Better Sex in Marriage: Trust and Vulnerability Are Key

Better sex in Marriage

What steps can a committed couple take to have better sex in marriage (or in a long-term relationship)?

This was the question that led the couples at the intimacy workshop into a two-hour discussion about how marriage impacts (for better or for worse) sexual passion and fulfillment. And the consensus for many was that marriage can either enhance or hinder sexual intimacy. Let’s find out why.

Caring about someone is a double-edged sword. On one side, the person who matters to you has the power to lift you up emotionally, to make you feel deeply about things, including making you feel secure, special and loved. These are just some of the gifts of love and being in a marriage/relationship that is working well.

The inverse, of course, is that this same person can make your life feel like an unrelenting struggle at times. Anyone in the throes of marital/relationship conflict or who is dealing with the fallout of an affair knows this first-hand. Relationship harmony isn’t a given; loyalty and commitment aren’t givens; neither are effective communication or empathic responsiveness. This is why couples must work to establish a foundation of trust—a foundation that is vital to a healthy marriage or relationship.

When trust is lacking, couples are forced to emotionally distance themselves from one another; this self-protective move is the antithesis of the emotional vulnerability that is required for meaningful intimacy (including emotional and sexual intimacy).

Sexual Intimacy Is Built Upon Trust and Emotional Vulnerability

“It’s the most vulnerable I’ve ever been and probably the most vulnerable I’ll ever be. Without trust, I could never be intimate with Jesse.” ~ Rosie, describing her emotional experience during sex with her husband

As the couples in the workshop continued to share their experiences, the issue of relationship trust was repeatedly highlighted. It is trust that allows couples the freedom needed to share their bodies with one another and to open themselves up emotionally to the giving and receiving of sexual pleasure. Without trust, all the couples agreed that sex would be a mechanical, unfeeling experience with the simple goal of having an orgasm (rather than an emotional experience that arises out of sexual intimacy).

At this point I asked the group, “How do you know you can trust your spouse and allow yourself to be emotionally vulnerable during sex?”

This question stirred a lively debate about the ingredients of trust. Here are a few of the highlights (as you read these, please think about what goes into establishing trust for you in your relationship):

1) Respect

The couples highlighted that respect is a critical factor in establishing trust. And the best way to show respect is through how you and your partner communicate with each other (your body language, tone of voice, the words used). Gentle, kind, and compassionate words that support one another’s dreams and goals, while acknowledging each other’s fears and struggles, go a long way in establishing trust.

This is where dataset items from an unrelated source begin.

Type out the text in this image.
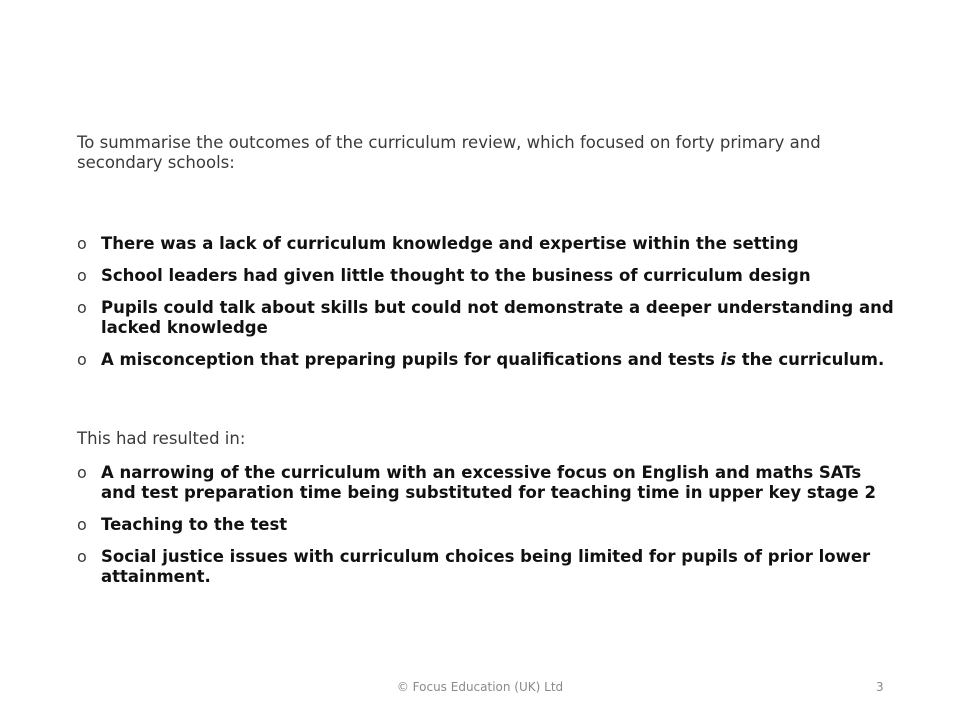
To summarise the outcomes of the curriculum review, which focused on forty primary and secondary schools:

o There was a lack of curriculum knowledge and expertise within the setting
o School leaders had given little thought to the business of curriculum design
o Pupils could talk about skills but could not demonstrate a deeper understanding and lacked knowledge
o A misconception that preparing pupils for qualifications and tests is the curriculum.
This had resulted in:
o A narrowing of the curriculum with an excessive focus on English and maths SATs and test preparation time being substituted for teaching time in upper key stage 2
o Teaching to the test
o Social justice issues with curriculum choices being limited for pupils of prior lower attainment.
© Focus Education (UK) Ltd	3
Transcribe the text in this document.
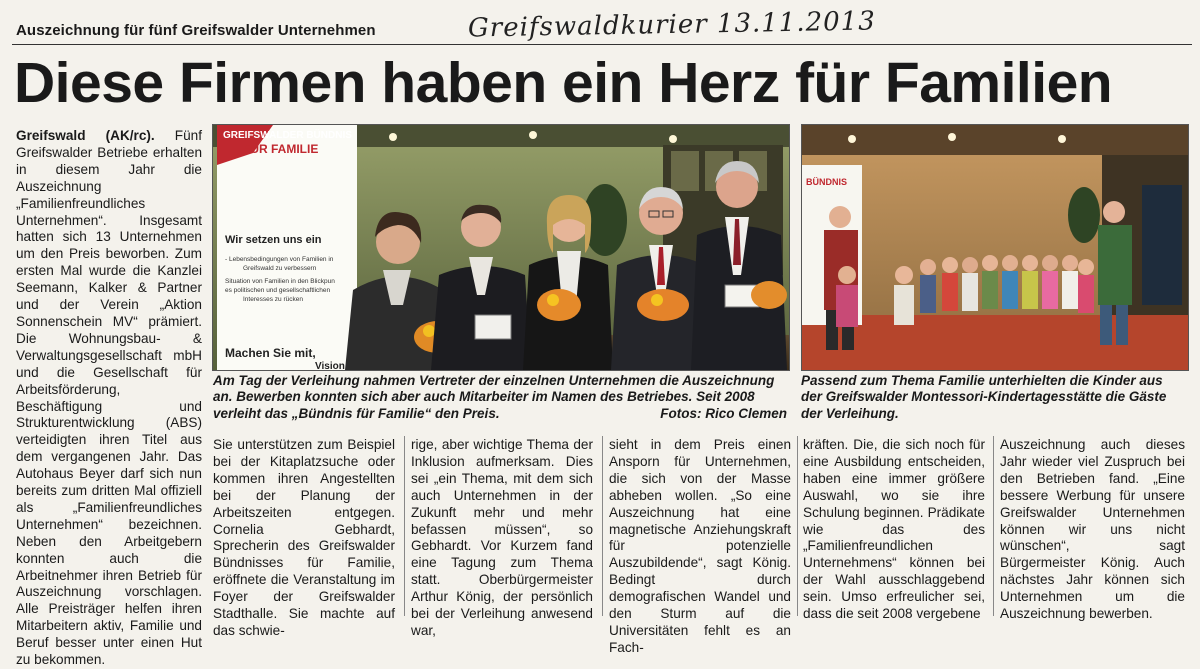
Auszeichnung für fünf Greifswalder Unternehmen	Greifswaldkurier 13.11.2013
Diese Firmen haben ein Herz für Familien
Greifswald (AK/rc). Fünf Greifswalder Betriebe erhalten in diesem Jahr die Auszeichnung „Familienfreundliches Unternehmen“. Insgesamt hatten sich 13 Unternehmen um den Preis beworben. Zum ersten Mal wurde die Kanzlei Seemann, Kalker & Partner und der Verein „Aktion Sonnenschein MV“ prämiert. Die Wohnungsbau- & Verwaltungsgesellschaft mbH und die Gesellschaft für Arbeitsförderung, Beschäftigung und Strukturentwicklung (ABS) verteidigten ihren Titel aus dem vergangenen Jahr. Das Autohaus Beyer darf sich nun bereits zum dritten Mal offiziell als „Familienfreundliches Unternehmen“ bezeichnen. Neben den Arbeitgebern konnten auch die Arbeitnehmer ihren Betrieb für Auszeichnung vorschlagen. Alle Preisträger helfen ihren Mitarbeitern aktiv, Familie und Beruf besser unter einen Hut zu bekommen.
GREIFSWALDER BÜNDNIS
FÜR FAMILIE
Wir setzen uns ein
- Lebensbedingungen von Familien in
Greifswald zu verbessern
Situation von Familien in den Blickpun
es politischen und gesellschaftlichen
Interesses zu rücken
Machen Sie mit,
Vision
BÜNDNIS
Am Tag der Verleihung nahmen Vertreter der einzelnen Unternehmen die Auszeichnung an. Bewerben konnten sich aber auch Mitarbeiter im Namen des Betriebes. Seit 2008 verleiht das „Bündnis für Familie“ den Preis.	Fotos: Rico Clemen
Passend zum Thema Familie unterhielten die Kinder aus der Greifswalder Montessori-Kindertagesstätte die Gäste der Verleihung.
Sie unterstützen zum Beispiel bei der Kitaplatzsuche oder kommen ihren Angestellten bei der Planung der Arbeitszeiten entgegen. Cornelia Gebhardt, Sprecherin des Greifswalder Bündnisses für Familie, eröffnete die Veranstaltung im Foyer der Greifswalder Stadthalle. Sie machte auf das schwie-
rige, aber wichtige Thema der Inklusion aufmerksam. Dies sei „ein Thema, mit dem sich auch Unternehmen in der Zukunft mehr und mehr befassen müssen“, so Gebhardt. Vor Kurzem fand eine Tagung zum Thema statt. Oberbürgermeister Arthur König, der persönlich bei der Verleihung anwesend war,
sieht in dem Preis einen Ansporn für Unternehmen, die sich von der Masse abheben wollen. „So eine Auszeichnung hat eine magnetische Anziehungskraft für potenzielle Auszubildende“, sagt König. Bedingt durch demografischen Wandel und den Sturm auf die Universitäten fehlt es an Fach-
kräften. Die, die sich noch für eine Ausbildung entscheiden, haben eine immer größere Auswahl, wo sie ihre Schulung beginnen. Prädikate wie das des „Familienfreundlichen Unternehmens“ können bei der Wahl ausschlaggebend sein. Umso erfreulicher sei, dass die seit 2008 vergebene
Auszeichnung auch dieses Jahr wieder viel Zuspruch bei den Betrieben fand. „Eine bessere Werbung für unsere Greifswalder Unternehmen können wir uns nicht wünschen“, sagt Bürgermeister König. Auch nächstes Jahr können sich Unternehmen um die Auszeichnung bewerben.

2) Predictability and Consistency

Joan shared the following in her discussion about trust: “Vince is consistent in how he reacts and behaves. So I have a greater sense of security because I mostly know how he’s going to react to me and the kids…” Joan is talking about the emotional security that arises out of a sense of relationship predictability. Imagine how disconcerting it would be if you never knew how your spouse was going to respond.

3) Responsiveness

When you request something from your partner or when you share your feelings with him/her, do you anticipate that s/he will at least try to meet your needs or be open to what you are feeling? If so, it sounds like you’ve learned that your partner is responsive and will make attempts to meet your emotional needs. Can you imagine how painful it would be to mostly anticipate a lack of effort or responsiveness whenever you tried to engage your partner? Responsiveness is an important component to building trust.

The couples agreed that these three behaviors (respect; predictability/consistency; responsiveness) are essential for the emotional safety required for vulnerability and sexual intimacy.

At this point Eric spoke up and shared the following:

“Having sex with someone you really don’t care about is easy. If you don’t care about what they think or feel about you, then they can’t hurt you. It’s when love enters the picture that things get tricky and then trust starts to matter.”

Spice Up Your Marriage Action Step:

We’ve been focusing on the interplay between trust and emotional vulnerability, and how these have the potential to enhance physical and sexual intimacy (and when absent, hurt intimacy). Take a moment to reflect on the following questions:

  • How are the levels of trust in your marriage/relationship?
  • What factors are important to you in maintaining and increasing trust?
  • How would you describe the relationship of emotional vulnerability and sexual intimacy/satisfaction?